Uma fotografia de satélite tirada pela Planet Labs em 5 de junho mostrava o navio anteriormente atingido, endireitado e aparentemente a flutuar na água, longe do cais onde teve lugar o desastroso lançamento.
O contratorpedeiro de cinco mil toneladas é o mais recente navio de guerra do país e foi concebido como um triunfo do ambicioso esforço de modernização naval da Coreia do Norte.
Em vez disso, uma avaria no mecanismo de lançamento, a 21 de maio, fez com que a popa deslizasse prematuramente para a água, esmagando partes do casco e deixando a proa encalhada na via navegável, informou na altura a KCNA. Um dia depois, a imprensa estatal informou que os danos não eram tão graves como inicialmente se receava.
Entretanto, o líder norte-coreano Kim Jong Un, que assistiu ao lançamento falhado na cidade de Chongjin, no nordeste do país, classificou-o como um “ato criminoso” e o governo rapidamente afirmou ter prendido quatro pessoas que entende serem responsáveis pelo acidente de lançamento.
Kim ordenou aos funcionários que reparassem rapidamente o navio, ainda sem nome, antes da sessão plenária do Partido dos Trabalhadores, no poder, no final de junho, chamando-lhe uma questão de honra nacional.
A KCNA informou esta sexta-feira que o objetivo de Kim será cumprido.
“O restauro elaborado na fase seguinte será efetuado na doca seca do estaleiro de Rajin durante um período de 7 a 10 dias”, informou a KCNA, acrescentando que o secretário do Comité Central, Jo Chun Ryong, que lidera o esforço de reparação, afirmou que “o restauro perfeito do contratorpedeiro será concluído sem falhas” antes da reunião plenária.
A rapidez com que o navio foi posto a flutuar surpreendeu os analistas que, com base nas imagens de satélite do acidente, pensavam que o processo iria demorar muito mais tempo.

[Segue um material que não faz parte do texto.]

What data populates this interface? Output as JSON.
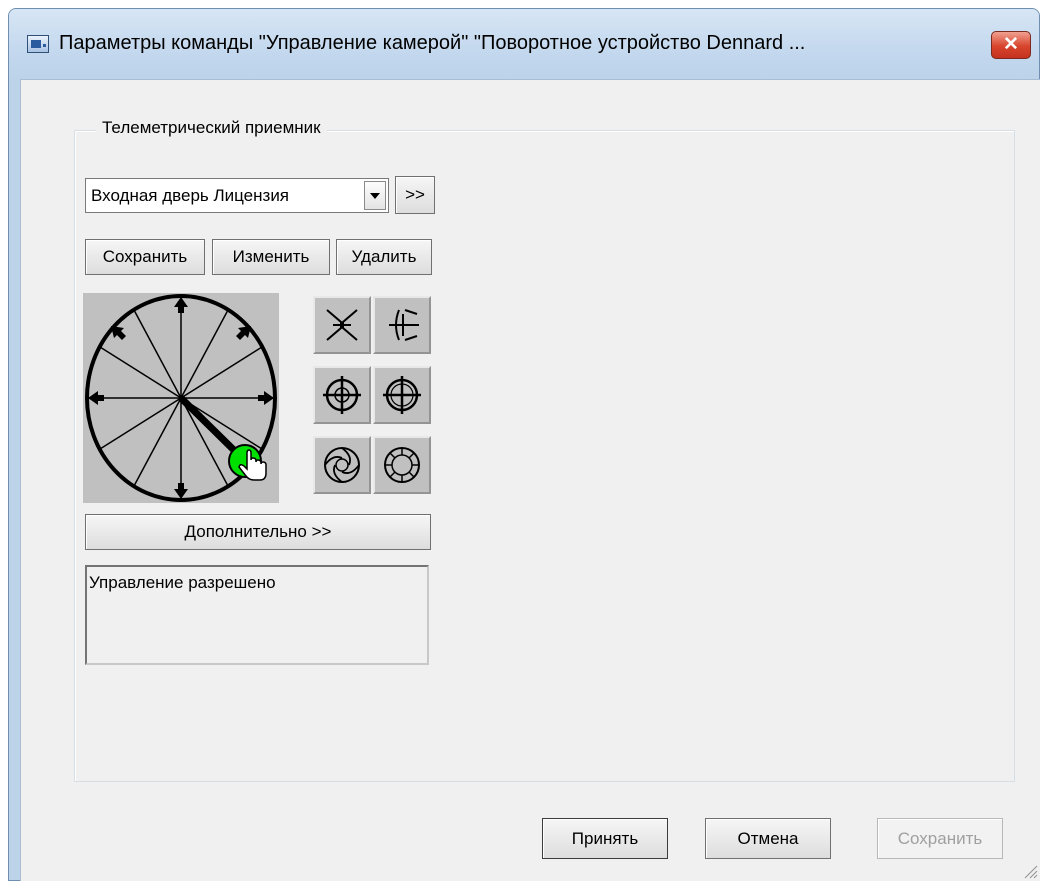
{
  "window": {
    "title": "Параметры команды \"Управление камерой\" \"Поворотное устройство Dennard ...",
    "close_label": "✕"
  },
  "telemetry": {
    "group_title": "Телеметрический приемник",
    "receiver_value": "Входная дверь Лицензия",
    "expand_label": ">>",
    "save_label": "Сохранить",
    "change_label": "Изменить",
    "delete_label": "Удалить"
  },
  "ptz": {
    "lens_buttons": [
      {
        "name": "zoom-out-icon"
      },
      {
        "name": "zoom-in-icon"
      },
      {
        "name": "focus-near-icon"
      },
      {
        "name": "focus-far-icon"
      },
      {
        "name": "iris-open-icon"
      },
      {
        "name": "iris-close-icon"
      }
    ],
    "joystick_color": "#00e000"
  },
  "more_label": "Дополнительно >>",
  "status_text": "Управление разрешено",
  "footer": {
    "ok_label": "Принять",
    "cancel_label": "Отмена",
    "save_label": "Сохранить"
  }
}
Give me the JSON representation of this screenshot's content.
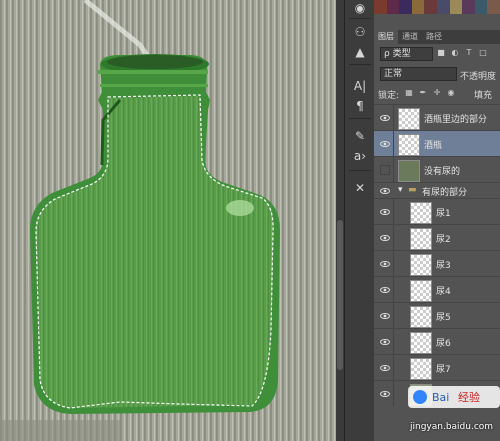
{
  "panel": {
    "tabs": [
      "图层",
      "通道",
      "路径"
    ],
    "filter_kind": "ρ 类型",
    "blend_mode": "正常",
    "opacity_label": "不透明度",
    "lock_label": "锁定:",
    "fill_label": "填充",
    "layers": [
      {
        "name": "酒瓶里边的部分",
        "visible": true,
        "selected": false,
        "kind": "thumb"
      },
      {
        "name": "酒瓶",
        "visible": true,
        "selected": true,
        "kind": "thumb"
      },
      {
        "name": "没有尿的",
        "visible": false,
        "selected": false,
        "kind": "photo"
      },
      {
        "name": "有尿的部分",
        "visible": true,
        "selected": false,
        "kind": "group"
      },
      {
        "name": "尿1",
        "visible": true,
        "selected": false,
        "kind": "thumb"
      },
      {
        "name": "尿2",
        "visible": true,
        "selected": false,
        "kind": "thumb"
      },
      {
        "name": "尿3",
        "visible": true,
        "selected": false,
        "kind": "thumb"
      },
      {
        "name": "尿4",
        "visible": true,
        "selected": false,
        "kind": "thumb"
      },
      {
        "name": "尿5",
        "visible": true,
        "selected": false,
        "kind": "thumb"
      },
      {
        "name": "尿6",
        "visible": true,
        "selected": false,
        "kind": "thumb"
      },
      {
        "name": "尿7",
        "visible": true,
        "selected": false,
        "kind": "thumb"
      }
    ]
  },
  "watermark": {
    "brand": "Bai 经验",
    "url": "jingyan.baidu.com"
  },
  "colors": {
    "selected_layer": "#6f7f98",
    "panel_bg": "#535353",
    "bottle_green": "#3f8f3a"
  }
}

“A mão de obra e - sejamos francos - uma abordagem inovadora para endireitar o navio, proporcionaram uma solução em duas semanas que pessoas como eu esperavam que demorasse quatro a seis semanas”, admite o analista Carl Schuster, antigo capitão da Marinha dos EUA.
A abordagem inovadora consistiu, aparentemente, na utilização de balões aerostáticos ligados ao casco do navio para o ajudar a equilibrar e a voltar a flutuar, segundo as imagens de satélite.

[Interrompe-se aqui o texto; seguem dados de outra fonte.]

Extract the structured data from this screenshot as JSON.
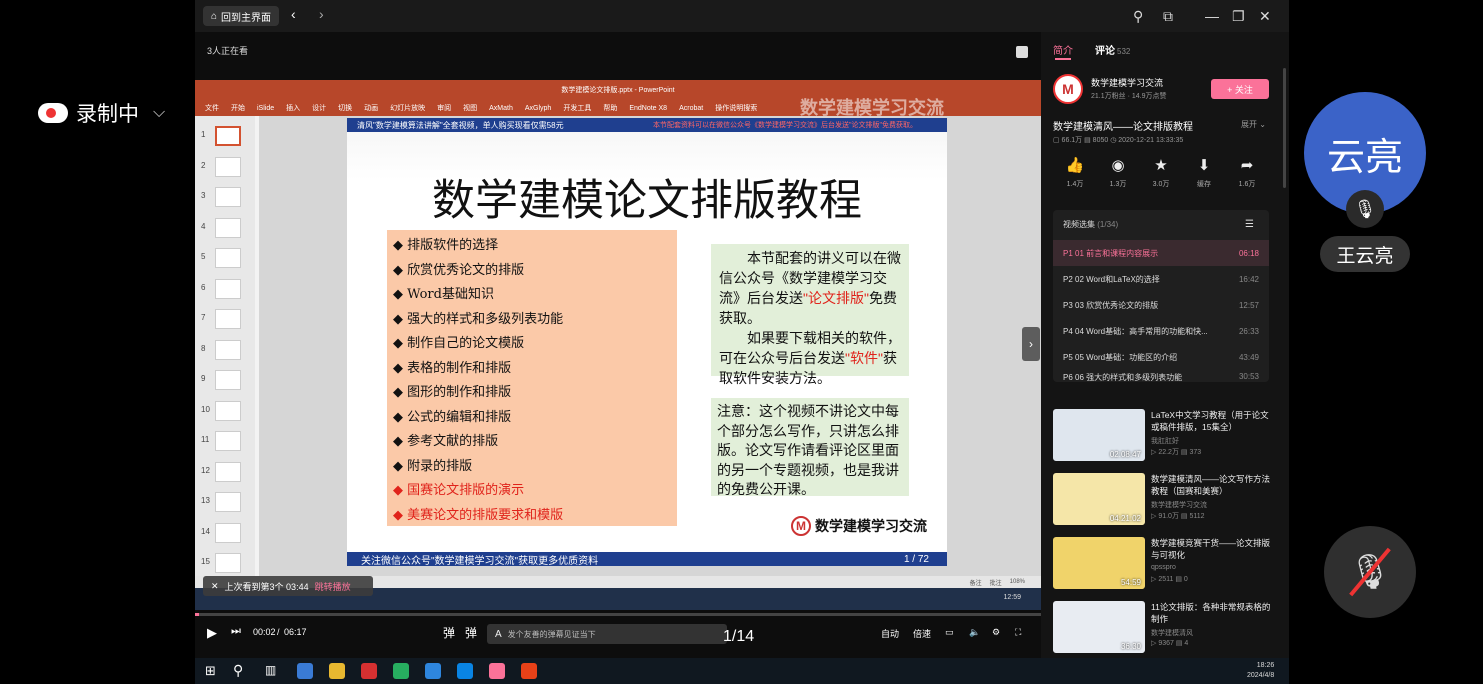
{
  "overlay": {
    "recording_label": "录制中",
    "participant_avatar_text": "云亮",
    "participant_name": "王云亮"
  },
  "titlebar": {
    "home_label": "回到主界面"
  },
  "player": {
    "viewer_count": "3人正在看",
    "resume_text": "上次看到第3个 03:44",
    "resume_jump": "跳转播放",
    "time_current": "00:02",
    "time_total": "06:17",
    "danmaku_placeholder": "发个友善的弹幕见证当下",
    "page_counter": "1/14",
    "auto_label": "自动",
    "speed_label": "倍速",
    "progress": 0.005
  },
  "ppt": {
    "window_title": "数学建模论文排版.pptx - PowerPoint",
    "menu": [
      "文件",
      "开始",
      "iSlide",
      "插入",
      "设计",
      "切换",
      "动画",
      "幻灯片放映",
      "审阅",
      "视图",
      "AxMath",
      "AxGlyph",
      "开发工具",
      "帮助",
      "EndNote X8",
      "Acrobat",
      "操作说明搜索"
    ],
    "watermark": "数学建模学习交流",
    "thumb_numbers": [
      "1",
      "2",
      "3",
      "4",
      "5",
      "6",
      "7",
      "8",
      "9",
      "10",
      "11",
      "12",
      "13",
      "14",
      "15"
    ],
    "status_items": [
      "备注",
      "批注",
      "108%"
    ],
    "slide": {
      "banner_left": "清风\"数学建模算法讲解\"全套视频，单人购买现看仅需58元",
      "banner_right": "本节配套资料可以在微信公众号《数学建模学习交流》后台发送\"论文排版\"免费获取。",
      "title": "数学建模论文排版教程",
      "bullets": [
        "◆ 排版软件的选择",
        "◆ 欣赏优秀论文的排版",
        "◆ Word基础知识",
        "◆ 强大的样式和多级列表功能",
        "◆ 制作自己的论文模版",
        "◆ 表格的制作和排版",
        "◆ 图形的制作和排版",
        "◆ 公式的编辑和排版",
        "◆ 参考文献的排版",
        "◆ 附录的排版"
      ],
      "bullets_red": [
        "◆ 国赛论文排版的演示",
        "◆ 美赛论文的排版要求和模版"
      ],
      "box1_p1a": "本节配套的讲义可以在微信公众号《数学建模学习交流》后台发送",
      "box1_p1_red": "\"论文排版\"",
      "box1_p1b": "免费获取。",
      "box1_p2a": "如果要下载相关的软件，可在公众号后台发送",
      "box1_p2_red": "\"软件\"",
      "box1_p2b": "获取软件安装方法。",
      "box2": "注意：这个视频不讲论文中每个部分怎么写作，只讲怎么排版。论文写作请看评论区里面的另一个专题视频，也是我讲的免费公开课。",
      "logo_text": "数学建模学习交流",
      "banner_bottom": "关注微信公众号\"数学建模学习交流\"获取更多优质资料",
      "page_num": "1 / 72"
    }
  },
  "sidebar": {
    "tab_intro": "简介",
    "tab_comment": "评论",
    "comment_count": "532",
    "uploader_name": "数学建模学习交流",
    "uploader_stats": "21.1万粉丝 · 14.9万点赞",
    "follow_label": "+ 关注",
    "video_title": "数学建模清风——论文排版教程",
    "expand_label": "展开 ⌄",
    "video_meta": "▢ 66.1万  ▤ 8050  ◷ 2020-12-21 13:33:35",
    "actions": [
      {
        "icon": "👍",
        "count": "1.4万"
      },
      {
        "icon": "◉",
        "count": "1.3万"
      },
      {
        "icon": "★",
        "count": "3.0万"
      },
      {
        "icon": "⬇",
        "count": "缓存"
      },
      {
        "icon": "➦",
        "count": "1.6万"
      }
    ],
    "playlist_title": "视频选集",
    "playlist_count": "(1/34)",
    "episodes": [
      {
        "title": "P1  01 前言和课程内容展示",
        "duration": "06:18"
      },
      {
        "title": "P2  02 Word和LaTeX的选择",
        "duration": "16:42"
      },
      {
        "title": "P3  03 欣赏优秀论文的排版",
        "duration": "12:57"
      },
      {
        "title": "P4  04 Word基础：高手常用的功能和快...",
        "duration": "26:33"
      },
      {
        "title": "P5  05 Word基础：功能区的介绍",
        "duration": "43:49"
      },
      {
        "title": "P6  06 强大的样式和多级列表功能",
        "duration": "30:53"
      }
    ],
    "recommendations": [
      {
        "title": "LaTeX中文学习教程（用于论文或稿件排版，15集全）",
        "uploader": "我肛肛好",
        "stats": "▷ 22.2万  ▤ 373",
        "duration": "02:08:47"
      },
      {
        "title": "数学建模清风——论文写作方法教程（国赛和美赛）",
        "uploader": "数学建模学习交流",
        "stats": "▷ 91.0万  ▤ 5112",
        "duration": "04:21:02"
      },
      {
        "title": "数学建模竞赛干货——论文排版与可视化",
        "uploader": "qpsspro",
        "stats": "▷ 2511  ▤ 0",
        "duration": "54:59"
      },
      {
        "title": "11论文排版：各种非常规表格的制作",
        "uploader": "数学建模清风",
        "stats": "▷ 9367  ▤ 4",
        "duration": "36:30"
      }
    ]
  },
  "os": {
    "time": "18:26",
    "date": "2024/4/8",
    "inner_time": "12:59"
  }
}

Os danos no casco foram menos graves do que os analistas esperavam quando viram o que aconteceu a 21 de maio.
Durante o lançamento lateral, em que o navio deveria deslizar lateralmente para a água, a popa do navio de guerra deslizou para a água enquanto a proa permaneceu em terra.
Os analistas consideram que as tensões exercidas sobre o casco e a quilha durante um acidente deste tipo poderiam ter levado ao seu desmantelamento.
Mas “os danos no casco devem ter sido significativamente menores do que o estimado”, aponta Schuster.
Schuster diz que se a Coreia do Norte conseguir dedicar às reparações internas do navio de guerra o mesmo esforço que dedicou ao seu reflutuamento, este poderá estar pronto para os testes no mar muito mais cedo do que ele teria pensado após o acidente.
Os espaços internos do navio, bem como a maquinaria e a eletrónica, terão de ser purgados da água do mar e do sal seco durante o processo de reparação, acrescenta.
“Quase tudo é exequível se estivermos dispostos a afetar os recursos e tivermos o talento humano para os empregar”, conclui Schuster.